Nella tarda serata di giovedì 13 giugno 2024 sono terminati i negoziati intermedi UNFCCC SB60 di Bonn, che precedono e preparano la prossima COP29 di Baku, in Azerbaigian. Questi negoziati sul clima sono risultati fin dal primo giorno troppo densi e molto spigolosi, complice un’agenda fitta di temi forse troppo politicizzati e centrali per essere affrontati in questa sede, solitamente più tecnica.

Purtroppo, dobbiamo prendere atto della mancanza di passi avanti sostanziali su tutti i principali temi del 2024. Pensiamo in particolare al negoziato sul nuovo obiettivo quantitativo globale di finanza climatica post-2025, che stando alle aspettative dovrebbe rappresentare il principale risultato della COP di fine anno, e a quello sulla mitigazione, tema assente da anni dalle COP se non fosse per la creazione, due anni fa in Egitto, di un Programma di lavoro sul tema che però fatica ancora molto a trovare una propria identità formale.
L’Accordo di Parigi del 2015, ombrello politico sotto il quale si svolgono i negoziati sul clima e quindi anche questi intermedi appena conclusi, prevede di contenere le temperature medie globali entro una crescita di +1,5°C o +2,0°C entro il 2100, tramite azioni di mitigazione, adattamento e investimenti in finanza per il clima. Purtroppo, però, a valle del primo Global Stocktake (inventario degli impegni dei Paesi) dello scorso anno e in vista dell’aggiornamento dei piani nazionali sul clima (NDC) nel 2025, siamo costretti a constatare che una serie di veti incrociati sta tenendo i negoziati fermi sia sulla finanza che sulla mitigazione.

Sulla finanza, il negoziato è fermo per la difficoltà di identificare un quantum, una cifra-obiettivo da proporre per il periodo post-2025 superando quindi i 100 miliardi all’anno stabiliti nel 2009 e raggiunti, fuori tempo massimo, solo nel 2022 – e comunque drammaticamente insufficienti rispetto a bisogni che superano ormai le migliaia di miliardi. Su questo punto sembra evidente che si stia ancora giocando a carte coperte, in attesa di input politici più forti da G7 e G20.

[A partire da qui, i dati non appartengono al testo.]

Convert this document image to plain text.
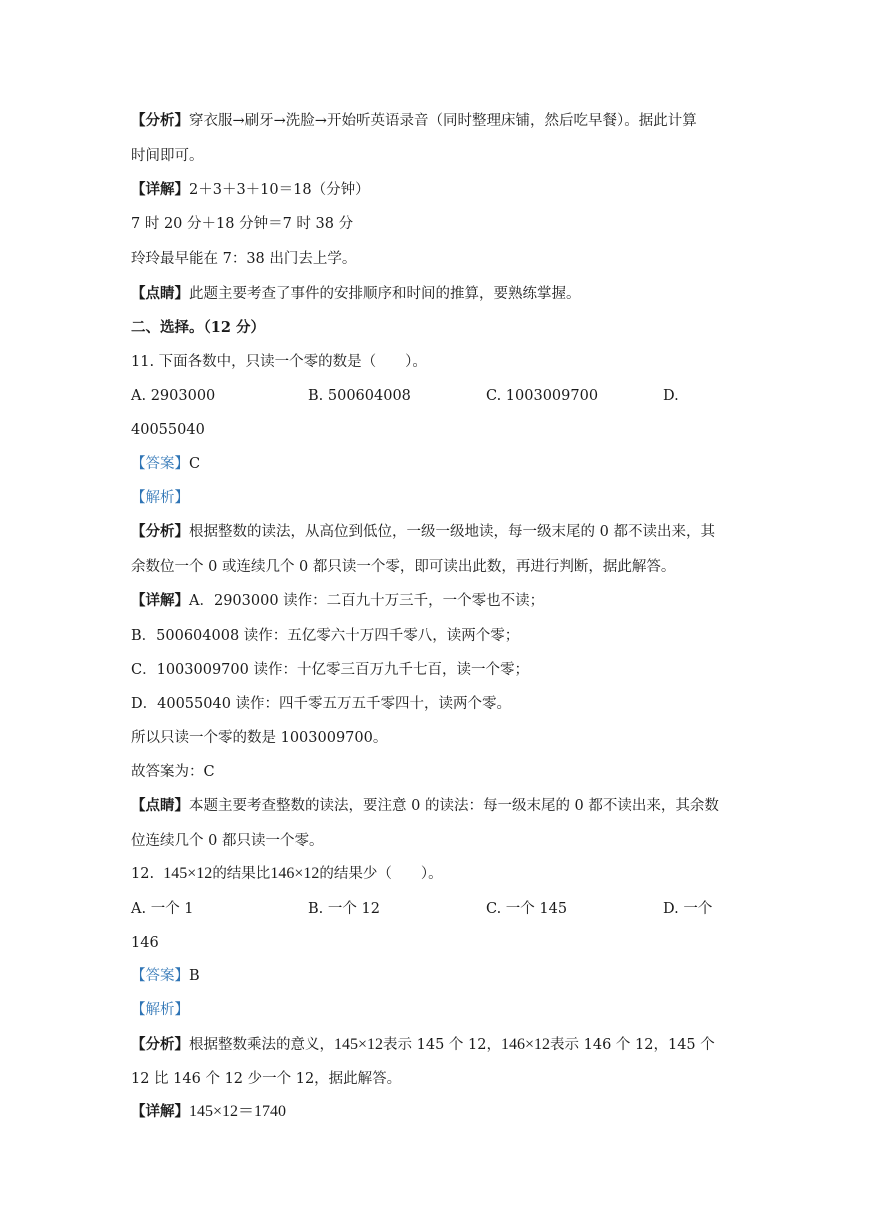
【分析】穿衣服→刷牙→洗脸→开始听英语录音（同时整理床铺，然后吃早餐）。据此计算

时间即可。

【详解】2＋3＋3＋10＝18（分钟）

7 时 20 分＋18 分钟＝7 时 38 分

玲玲最早能在 7：38 出门去上学。

【点睛】此题主要考查了事件的安排顺序和时间的推算，要熟练掌握。

二、选择。（12 分）

11. 下面各数中，只读一个零的数是（　　）。

A. 2903000	B. 500604008	C. 1003009700	D.

40055040

【答案】C

【解析】

【分析】根据整数的读法，从高位到低位，一级一级地读，每一级末尾的 0 都不读出来，其

余数位一个 0 或连续几个 0 都只读一个零，即可读出此数，再进行判断，据此解答。

【详解】A．2903000 读作：二百九十万三千，一个零也不读；

B．500604008 读作：五亿零六十万四千零八，读两个零；

C．1003009700 读作：十亿零三百万九千七百，读一个零；

D．40055040 读作：四千零五万五千零四十，读两个零。

所以只读一个零的数是 1003009700。

故答案为：C

【点睛】本题主要考查整数的读法，要注意 0 的读法：每一级末尾的 0 都不读出来，其余数

位连续几个 0 都只读一个零。

12. 145×12的结果比146×12的结果少（　　）。

A. 一个 1	B. 一个 12	C. 一个 145	D. 一个

146

【答案】B

【解析】

【分析】根据整数乘法的意义，145×12表示 145 个 12，146×12表示 146 个 12，145 个

12 比 146 个 12 少一个 12，据此解答。

【详解】145×12＝1740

Sulla mitigazione, che pur dovrebbe rappresentare il filone di lavoro principale sotto l’Accordo di Parigi, molti Paesi nicchiano e continuano a fare riferimento solo ai propri obiettivi climatici nazionali, gli NDC, senza alcuna volontà politica (da parte dei grandi emettitori e degli esportatori di fossili) di aggiungere niente a quanto già deciso dai trattati. Un approccio pericoloso e contrario allo spirito della Convenzione e dell’Accordo, visto che stando ai soli NDC attuali il pianeta è ancora instradato verso un riscaldamento globale ben superiore agli obiettivi di Parigi, ma anche contrario alla decisione finale di Dubai, che invita quegli stessi Paesi ad abbandonare le fonti fossili entro questo decennio.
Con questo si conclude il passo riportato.